I use ESXi 8.2 connected to vcenter 

is there any way to get total Byte usage of each network interface of each vm?

There is only KB/s everywhere, esxtop, vcenter, rest API, VMware vm sensors, etc....

I'm in place that network bandwidth is so expensive in datacenters so we buy traffic like 100TB of global internet traffic for one month for example

so tracking vm total traffic usage is so important for me

what I need:
a metric like vm_total_byte_tx / _rx for example

so I can get something like this:
month September:
                  vm1: 10TB TX, 10TB RX

                  vm2: 5TB TX, 100GB RX

is there any way that I can extract this metric out of ESXi or vcenter?

What I tried:
using 1 to 1 Netflow in distributed switch connected to monitoring vm --> too expensive to compute
using port mirroring in distributed switch connected to monitoring vm --> too expensive to compute

converting KB/s to Byte --> it's not possible, it's extremely inaccurate


last way is adding 3rd party virtual switch vm in between. Is it a way to do that?

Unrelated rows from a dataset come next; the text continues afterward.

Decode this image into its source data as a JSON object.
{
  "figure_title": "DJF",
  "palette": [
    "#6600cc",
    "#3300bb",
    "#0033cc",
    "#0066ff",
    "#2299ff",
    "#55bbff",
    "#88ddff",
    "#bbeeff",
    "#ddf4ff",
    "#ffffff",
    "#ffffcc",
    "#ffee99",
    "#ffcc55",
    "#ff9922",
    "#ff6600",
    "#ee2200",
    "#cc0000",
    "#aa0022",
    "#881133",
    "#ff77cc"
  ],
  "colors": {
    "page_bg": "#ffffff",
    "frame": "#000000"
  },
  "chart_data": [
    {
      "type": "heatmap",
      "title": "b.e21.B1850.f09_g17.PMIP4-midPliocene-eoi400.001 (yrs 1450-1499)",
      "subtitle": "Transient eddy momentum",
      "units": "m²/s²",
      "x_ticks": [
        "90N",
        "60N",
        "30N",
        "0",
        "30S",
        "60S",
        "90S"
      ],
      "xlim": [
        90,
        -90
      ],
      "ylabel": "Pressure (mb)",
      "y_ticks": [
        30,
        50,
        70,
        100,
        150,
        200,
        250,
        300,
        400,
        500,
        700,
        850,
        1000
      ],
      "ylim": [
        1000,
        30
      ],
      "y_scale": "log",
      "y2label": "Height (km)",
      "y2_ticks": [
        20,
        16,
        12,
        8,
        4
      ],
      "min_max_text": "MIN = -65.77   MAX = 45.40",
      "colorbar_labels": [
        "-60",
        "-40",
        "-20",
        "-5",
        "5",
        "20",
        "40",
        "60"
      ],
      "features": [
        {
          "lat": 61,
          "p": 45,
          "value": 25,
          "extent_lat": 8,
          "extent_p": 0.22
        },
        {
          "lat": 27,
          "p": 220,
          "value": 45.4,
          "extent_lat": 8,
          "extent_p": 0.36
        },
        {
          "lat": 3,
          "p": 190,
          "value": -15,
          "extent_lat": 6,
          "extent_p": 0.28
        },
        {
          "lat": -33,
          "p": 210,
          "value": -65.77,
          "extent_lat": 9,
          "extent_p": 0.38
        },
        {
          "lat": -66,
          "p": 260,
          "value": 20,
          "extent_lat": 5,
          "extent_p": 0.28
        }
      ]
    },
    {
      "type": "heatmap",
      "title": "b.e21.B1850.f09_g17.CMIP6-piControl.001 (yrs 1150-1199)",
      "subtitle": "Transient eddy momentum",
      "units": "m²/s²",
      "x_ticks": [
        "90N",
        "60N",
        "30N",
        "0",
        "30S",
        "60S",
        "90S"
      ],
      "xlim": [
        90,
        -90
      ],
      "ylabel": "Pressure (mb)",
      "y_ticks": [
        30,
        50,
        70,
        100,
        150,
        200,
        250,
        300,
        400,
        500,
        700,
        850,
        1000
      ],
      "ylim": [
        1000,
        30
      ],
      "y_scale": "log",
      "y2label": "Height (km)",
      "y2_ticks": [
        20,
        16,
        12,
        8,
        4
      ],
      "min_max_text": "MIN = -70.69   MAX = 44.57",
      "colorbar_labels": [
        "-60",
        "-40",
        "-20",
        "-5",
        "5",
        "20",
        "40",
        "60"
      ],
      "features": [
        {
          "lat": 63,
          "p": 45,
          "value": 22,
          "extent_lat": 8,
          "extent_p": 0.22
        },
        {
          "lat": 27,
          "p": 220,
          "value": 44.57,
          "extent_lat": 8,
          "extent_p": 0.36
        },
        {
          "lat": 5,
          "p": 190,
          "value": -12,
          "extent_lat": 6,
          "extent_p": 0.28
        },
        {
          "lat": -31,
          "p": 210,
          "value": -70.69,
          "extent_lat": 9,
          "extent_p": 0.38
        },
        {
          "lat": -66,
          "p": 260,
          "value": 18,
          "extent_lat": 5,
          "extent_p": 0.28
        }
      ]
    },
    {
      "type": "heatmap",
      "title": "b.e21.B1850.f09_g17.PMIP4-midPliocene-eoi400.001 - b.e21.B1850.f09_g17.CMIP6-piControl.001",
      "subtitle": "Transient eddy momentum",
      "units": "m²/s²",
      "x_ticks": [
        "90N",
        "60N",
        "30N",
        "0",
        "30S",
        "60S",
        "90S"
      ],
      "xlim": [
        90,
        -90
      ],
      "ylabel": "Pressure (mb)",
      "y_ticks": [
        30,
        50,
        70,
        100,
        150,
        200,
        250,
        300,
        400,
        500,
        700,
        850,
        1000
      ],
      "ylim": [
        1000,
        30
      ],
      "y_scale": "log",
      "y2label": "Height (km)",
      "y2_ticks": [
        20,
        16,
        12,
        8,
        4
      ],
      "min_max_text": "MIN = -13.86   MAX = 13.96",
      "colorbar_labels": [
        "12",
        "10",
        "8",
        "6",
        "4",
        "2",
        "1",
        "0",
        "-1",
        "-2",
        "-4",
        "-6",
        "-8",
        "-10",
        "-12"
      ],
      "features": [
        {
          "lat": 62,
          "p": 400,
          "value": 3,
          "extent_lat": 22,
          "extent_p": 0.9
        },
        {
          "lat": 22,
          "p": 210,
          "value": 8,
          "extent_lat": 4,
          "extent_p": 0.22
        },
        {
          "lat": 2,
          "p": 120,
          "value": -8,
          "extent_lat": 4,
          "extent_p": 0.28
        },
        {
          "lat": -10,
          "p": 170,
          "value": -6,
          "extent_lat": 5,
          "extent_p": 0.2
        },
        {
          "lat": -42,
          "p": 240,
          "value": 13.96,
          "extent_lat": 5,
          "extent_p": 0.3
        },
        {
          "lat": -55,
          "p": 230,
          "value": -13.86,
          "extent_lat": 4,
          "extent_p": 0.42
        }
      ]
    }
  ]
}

I mean I can name 20 different DC like AWS, Linde, Digital ocean .... that use VMware and have accurate monitoring of vm total traffic transferred
most of them use VMware, surely there is a way inside VMware solutions, right?

vmotiontheinfo's profile image
vmotiontheinfo  Best Answer

Hi Mohammad

This is a tricky question and I am afraid there isn't any straightforward solution to this. 

You can make use of a script which would periodically run and fetch VM stats from vsish by running a command like below

/net/portsets/DvsPortset-<id>/ports/<port-id>/vmxnet3/txSummary

In case you are open to use another solution for this, you can give vRNI (Aria Operations for Networks) a shot. 

https://docs.vmware.com/en/VMware-vRealize-Network-Insight/6.9/com.vmware.vrni.using.doc/GUID-E1650B0D-C113-4608-A875-1AB73E7B4B72.html

Let me know if this helps.

Davoud Teimouri's profile image
Davoud Teimouri

You need to use third-party monitoring software or install some agents in the virtual machines such as Zabbix to monitor bandwidth usage.

Actually, vSphere doesn't collect it because this is not performance counter.